A: Second part first, Toyota is making a lot of noise about hybrids but they are costly and have long waiting lists. The carsales pick of the best mid-sized SUVs is the Hyundai Tucson, which has now been joined by its twin-under-the-skin, the Kia Sportage, which could be easier to find and slightly better value.
Q: I’m updating from a BA Ford Falcon and can’t decide between the Ford Puma and Focus ST, although I realise they are at opposite ends of the scale.
But do you put the Hyundai i30 N above the ST, as it will be a daily driver with a view to track-day experience just to see what it is like to drive fast.

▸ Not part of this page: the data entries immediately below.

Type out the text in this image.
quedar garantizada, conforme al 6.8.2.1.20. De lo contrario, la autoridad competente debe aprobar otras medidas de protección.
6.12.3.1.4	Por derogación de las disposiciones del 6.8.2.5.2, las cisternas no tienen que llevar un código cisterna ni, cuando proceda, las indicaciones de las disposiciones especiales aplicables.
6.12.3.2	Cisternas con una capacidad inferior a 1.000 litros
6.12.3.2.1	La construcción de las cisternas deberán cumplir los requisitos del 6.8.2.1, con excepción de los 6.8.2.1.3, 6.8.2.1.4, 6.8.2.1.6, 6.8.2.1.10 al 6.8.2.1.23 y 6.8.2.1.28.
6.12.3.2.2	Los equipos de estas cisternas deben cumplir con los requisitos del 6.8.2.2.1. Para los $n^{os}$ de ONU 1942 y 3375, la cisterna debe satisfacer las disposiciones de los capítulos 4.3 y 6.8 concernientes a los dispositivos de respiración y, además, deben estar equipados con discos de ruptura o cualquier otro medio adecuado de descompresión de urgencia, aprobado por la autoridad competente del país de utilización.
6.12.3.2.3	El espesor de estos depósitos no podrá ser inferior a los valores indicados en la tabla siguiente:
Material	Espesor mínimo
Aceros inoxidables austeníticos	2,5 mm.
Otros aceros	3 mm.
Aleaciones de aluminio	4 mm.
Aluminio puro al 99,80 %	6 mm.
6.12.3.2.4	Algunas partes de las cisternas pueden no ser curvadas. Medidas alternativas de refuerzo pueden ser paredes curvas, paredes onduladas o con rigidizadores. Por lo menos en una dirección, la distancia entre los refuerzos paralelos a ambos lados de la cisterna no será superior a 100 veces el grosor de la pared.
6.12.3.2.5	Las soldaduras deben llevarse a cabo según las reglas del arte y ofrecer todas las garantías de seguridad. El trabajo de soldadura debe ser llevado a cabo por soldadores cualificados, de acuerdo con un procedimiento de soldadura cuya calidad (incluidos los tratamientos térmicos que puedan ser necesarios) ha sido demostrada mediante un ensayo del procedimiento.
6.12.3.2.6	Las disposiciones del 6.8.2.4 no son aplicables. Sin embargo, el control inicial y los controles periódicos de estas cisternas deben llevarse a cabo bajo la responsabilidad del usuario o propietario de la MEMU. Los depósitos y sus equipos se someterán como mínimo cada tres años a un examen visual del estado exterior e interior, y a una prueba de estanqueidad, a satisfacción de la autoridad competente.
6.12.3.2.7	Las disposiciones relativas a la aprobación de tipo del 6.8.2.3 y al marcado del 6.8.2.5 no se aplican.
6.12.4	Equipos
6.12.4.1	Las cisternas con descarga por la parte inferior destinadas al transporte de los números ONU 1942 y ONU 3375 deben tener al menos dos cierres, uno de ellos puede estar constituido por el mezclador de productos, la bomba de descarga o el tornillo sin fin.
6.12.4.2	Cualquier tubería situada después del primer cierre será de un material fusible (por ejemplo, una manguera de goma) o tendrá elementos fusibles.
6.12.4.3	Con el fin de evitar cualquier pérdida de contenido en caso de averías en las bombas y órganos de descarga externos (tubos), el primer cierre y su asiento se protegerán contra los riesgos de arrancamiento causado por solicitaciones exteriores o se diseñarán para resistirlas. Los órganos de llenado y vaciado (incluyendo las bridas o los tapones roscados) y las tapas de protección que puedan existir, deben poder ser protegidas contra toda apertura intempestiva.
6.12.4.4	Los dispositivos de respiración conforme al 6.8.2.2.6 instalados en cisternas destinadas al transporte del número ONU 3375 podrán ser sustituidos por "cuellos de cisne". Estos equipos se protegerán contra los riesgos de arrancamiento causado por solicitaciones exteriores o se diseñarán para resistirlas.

Are they too firm even on the softest setting for everyday driving?
I like the style and electric extras of the Puma together with its economy, but knowing it has a dual-clutch, and with Ford’s Power-shift transmission history, I don’t know if I should stay away from Ford altogether given their denials.
A: If you’re a weekend warrior who wants to hit a racetrack then the Hyundai i30 N is the only one. It’s far more rewarding in every sense once you get out of the hustle and bustle of everyday commuting. Otherwise, the Puma is a sporty drive that combines the strengths of a hot-ish hatchback with the practicality of a baby SUV.
Q: I’m thinking of buying a new car hatchback soon and wonder if you have any you can recommend.
I’m looking at Volkswagen, Audi, Mercedes and Hyundai.
A: That’s a crazy price spread, comparing a Hyundai to a Mercedes. The best choice in the middle ground is the latest Volkswagen Golf, which is a lovely everyday drive with a prestige look and feel. If you want to compare a value purchase, test drive a Kia Cerato.